Outside the scope of the question: It's always a good idea to visualise your data so you can actually see the distributions. If you notice certain clusters for example, you can also consider getting separate means for those clusters (e.g. separately for the first 3 and last 3 people in my example)
A: Mathematically, it's not the case that these are necessarily close. It would work if it was the case that 
$E(Y/X^2) = E(Y)/E(X)^2$ but this is false in general and in some particular situations it might be quite far out.
However, for a fairly realistic set of bivariate height and weight data it looks like the impact will be small.
For example, consider the model for US adult male height and weight in Brainard and Burmaster (1992) [1]; this model is a bivariate normal
in height and log(weight), which fits the height-weight data pretty well and makes it easy to get realistic simulations.
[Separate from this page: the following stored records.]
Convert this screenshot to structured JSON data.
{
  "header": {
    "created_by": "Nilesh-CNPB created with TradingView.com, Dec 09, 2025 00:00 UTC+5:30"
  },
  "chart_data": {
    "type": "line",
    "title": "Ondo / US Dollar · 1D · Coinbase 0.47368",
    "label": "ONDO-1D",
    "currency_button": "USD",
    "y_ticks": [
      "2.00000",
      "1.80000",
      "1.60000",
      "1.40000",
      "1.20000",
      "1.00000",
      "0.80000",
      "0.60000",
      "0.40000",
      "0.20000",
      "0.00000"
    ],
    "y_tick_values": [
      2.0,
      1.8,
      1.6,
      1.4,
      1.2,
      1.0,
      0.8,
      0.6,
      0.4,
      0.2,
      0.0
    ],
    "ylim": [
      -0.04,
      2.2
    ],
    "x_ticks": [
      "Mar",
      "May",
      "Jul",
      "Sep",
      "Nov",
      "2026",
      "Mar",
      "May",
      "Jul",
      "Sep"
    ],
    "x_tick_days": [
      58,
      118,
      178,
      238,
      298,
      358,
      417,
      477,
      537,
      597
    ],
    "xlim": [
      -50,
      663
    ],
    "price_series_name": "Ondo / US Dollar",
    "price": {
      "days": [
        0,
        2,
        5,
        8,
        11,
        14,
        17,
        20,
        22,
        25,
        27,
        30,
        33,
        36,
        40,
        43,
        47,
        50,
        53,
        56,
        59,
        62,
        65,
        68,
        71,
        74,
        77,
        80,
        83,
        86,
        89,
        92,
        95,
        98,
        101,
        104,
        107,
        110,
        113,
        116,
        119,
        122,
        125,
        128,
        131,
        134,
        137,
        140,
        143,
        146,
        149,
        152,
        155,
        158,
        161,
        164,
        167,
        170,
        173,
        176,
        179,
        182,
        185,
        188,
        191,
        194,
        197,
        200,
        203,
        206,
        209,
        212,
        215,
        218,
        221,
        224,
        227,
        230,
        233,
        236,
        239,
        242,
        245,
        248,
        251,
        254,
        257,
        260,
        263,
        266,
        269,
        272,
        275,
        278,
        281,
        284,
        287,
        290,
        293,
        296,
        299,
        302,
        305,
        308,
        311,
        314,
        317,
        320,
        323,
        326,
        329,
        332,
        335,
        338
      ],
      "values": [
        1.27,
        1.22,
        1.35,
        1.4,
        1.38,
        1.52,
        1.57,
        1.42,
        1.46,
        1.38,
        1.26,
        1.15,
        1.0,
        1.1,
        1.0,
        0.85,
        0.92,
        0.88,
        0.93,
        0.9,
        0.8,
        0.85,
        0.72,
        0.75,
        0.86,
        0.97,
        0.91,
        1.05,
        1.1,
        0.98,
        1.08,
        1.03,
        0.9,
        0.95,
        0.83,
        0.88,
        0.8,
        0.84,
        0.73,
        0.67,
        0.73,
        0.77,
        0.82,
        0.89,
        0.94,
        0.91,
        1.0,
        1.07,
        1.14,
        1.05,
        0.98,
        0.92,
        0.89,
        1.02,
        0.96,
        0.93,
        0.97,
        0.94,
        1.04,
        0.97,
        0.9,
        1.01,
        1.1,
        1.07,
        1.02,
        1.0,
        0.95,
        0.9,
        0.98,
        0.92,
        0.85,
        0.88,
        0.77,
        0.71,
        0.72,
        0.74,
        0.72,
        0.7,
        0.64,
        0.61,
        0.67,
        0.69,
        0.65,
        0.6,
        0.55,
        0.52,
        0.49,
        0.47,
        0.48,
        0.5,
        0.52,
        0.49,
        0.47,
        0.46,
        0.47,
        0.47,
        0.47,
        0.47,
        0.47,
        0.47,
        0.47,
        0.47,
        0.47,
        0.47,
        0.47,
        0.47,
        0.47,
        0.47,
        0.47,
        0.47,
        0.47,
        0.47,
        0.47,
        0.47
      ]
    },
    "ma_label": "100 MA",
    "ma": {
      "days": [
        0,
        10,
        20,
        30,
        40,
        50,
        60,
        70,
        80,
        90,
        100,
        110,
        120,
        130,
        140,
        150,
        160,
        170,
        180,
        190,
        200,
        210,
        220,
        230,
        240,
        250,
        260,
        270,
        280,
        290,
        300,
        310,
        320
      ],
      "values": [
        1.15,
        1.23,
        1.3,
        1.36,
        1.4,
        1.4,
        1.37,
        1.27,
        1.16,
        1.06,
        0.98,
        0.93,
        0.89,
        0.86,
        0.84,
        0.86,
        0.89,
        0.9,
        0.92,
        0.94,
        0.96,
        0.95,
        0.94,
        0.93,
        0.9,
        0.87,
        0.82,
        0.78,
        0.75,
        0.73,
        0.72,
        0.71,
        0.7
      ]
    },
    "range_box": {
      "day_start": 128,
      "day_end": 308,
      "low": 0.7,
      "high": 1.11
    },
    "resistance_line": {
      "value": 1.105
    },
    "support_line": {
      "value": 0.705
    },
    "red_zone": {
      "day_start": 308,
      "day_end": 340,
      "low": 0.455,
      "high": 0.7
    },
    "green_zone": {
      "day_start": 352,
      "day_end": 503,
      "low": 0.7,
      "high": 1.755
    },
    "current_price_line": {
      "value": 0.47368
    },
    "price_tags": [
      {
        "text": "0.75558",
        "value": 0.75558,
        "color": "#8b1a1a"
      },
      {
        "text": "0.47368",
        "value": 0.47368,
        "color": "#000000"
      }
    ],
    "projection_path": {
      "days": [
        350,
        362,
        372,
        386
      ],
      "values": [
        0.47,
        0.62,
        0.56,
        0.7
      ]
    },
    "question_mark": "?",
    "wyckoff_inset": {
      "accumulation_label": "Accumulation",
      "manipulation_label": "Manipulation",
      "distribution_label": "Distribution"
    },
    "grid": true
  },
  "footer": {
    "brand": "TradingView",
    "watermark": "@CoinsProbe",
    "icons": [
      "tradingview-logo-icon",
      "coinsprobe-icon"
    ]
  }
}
A good model for females is a little more complicated, but I don't expect it would make all that much difference to the quality of the BMI approximation; I'm just going to do the males because a very simple model is quite good.
Converting the model there for male height and weight to metric and simulating 100,000 bivariate points in R before calculating individual BMIs and hence mean BMI, as well as calculating mean height on (mean weight)-squared, it turns out the result was that mean BMI was (to four figures) 25.21 and $\bar{h}/\bar{w}^2$ was 25.22, which looks pretty close. 
Looking at the effect of varying the parameters, it looks like the impact of using the biased means-of-variables estimator for the women would probably be slightly larger but still not substantial enough that it's likely to be much of an issue.
Ideally something closer to whatever situation you want to use it for should be checked, but it's probably going to be pretty good. 
So for a typical situation, it would seem it's unlikely to be much of a problem in practice.
[1]: Brainard, J. and Burmaster, D.E. (1992),
"Bivariate Distributions for Height and Weight of Men and Women in the United States",
Risk Analysis, Vol. 12, No. 2, p 267-275
A: It's not completely correct, but it will usually not make a huge difference.
For example, suppose your population has weights 80, 90 and 100kg, and is 1.7, 1.8 and 1.9m tall. Then the BMIs are 27.68, 27.78 and 27.70. The mean of the BMIs is 27.72. If you calculate the BMI from the means of the weights and heights, you get 27.78, which is slightly different, but should usually not make all that much of a difference.